- Born: June 1, 1914 Vienna, Austria
- Died: August 27, 1999 (aged 85) Toronto, Ontario, Canada
- Other names: Franz Krämer
- Occupations: musician, composer
- Known for: TV and radio producer

= Franz Kraemer =

Canadian radio producer (1914–1999)

Franz Kraemer, (June 1, 1914 - August 27, 1999) was a Canadian radio producer, a "pioneer produced of opera at CBC Television". In the 1930 he studied music in Vienna, with Alban Berg, Anton von Webern and others. Leaving Austria like many other artists in the 1930s around the time of the Nazi takeover in 1938, Kraemer became a naturalized Canadian citizen in 1947, the first year that Canadian citizenship was made available (prior to that all Canadians were considered British subjects). Kraemer made a name for himself as a gifted music composer and producer; he has been called by Adrienne Clarkson, former Governor General of Canada and CBC journalist, as "the most prolific and talented music producer the CBC Television ever produced ... He was a mentor for many of us in television who did that kind of programming."

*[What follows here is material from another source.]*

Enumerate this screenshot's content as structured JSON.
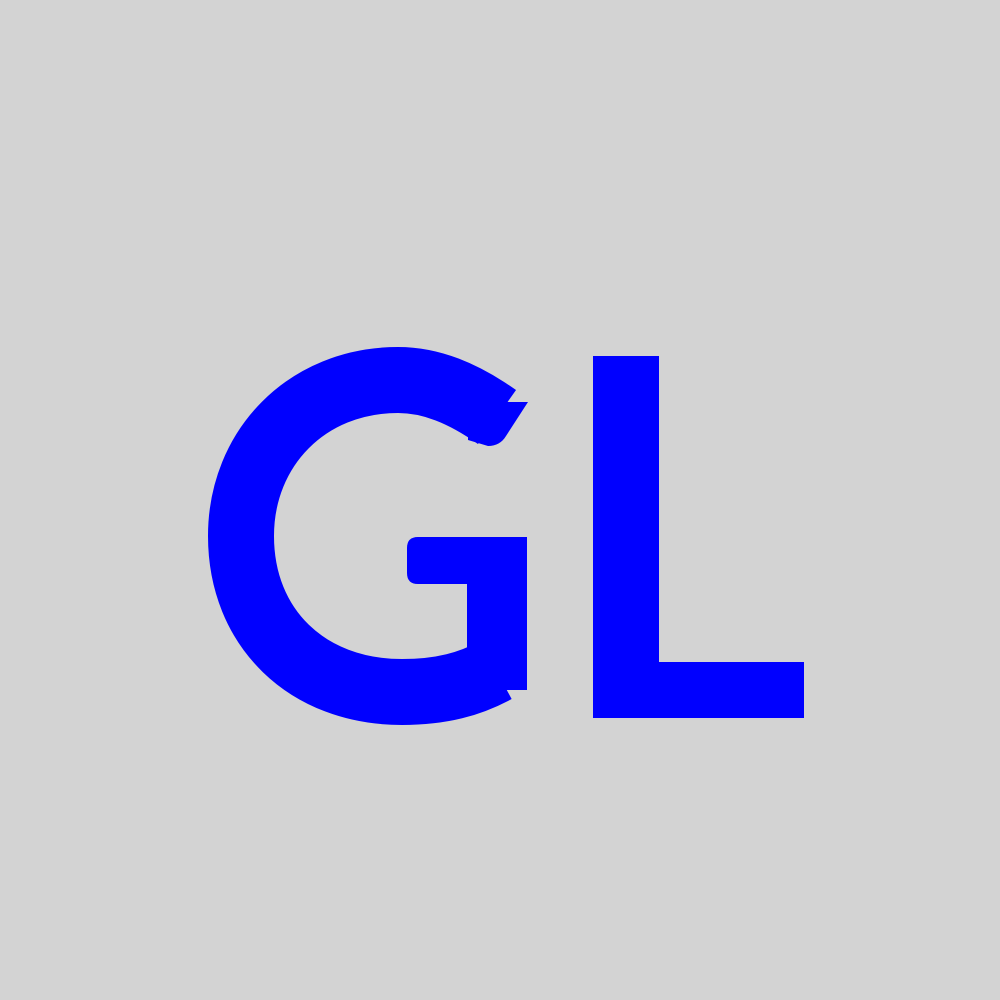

Kraemer's career was cut short in Austria by fascism and a climate of hatred. Asked about it, we would simply say "Mr. Hitler ruined me." In Canada, he became a close colleague and friend of Glenn Gould. Eric Koch said "Franz knew everything" in music.
In 1971, he was appointed music director of the Toronto Arts Foundation.
In 1981, he was made a Member of the Order of Canada and was promoted to Officer in 1987.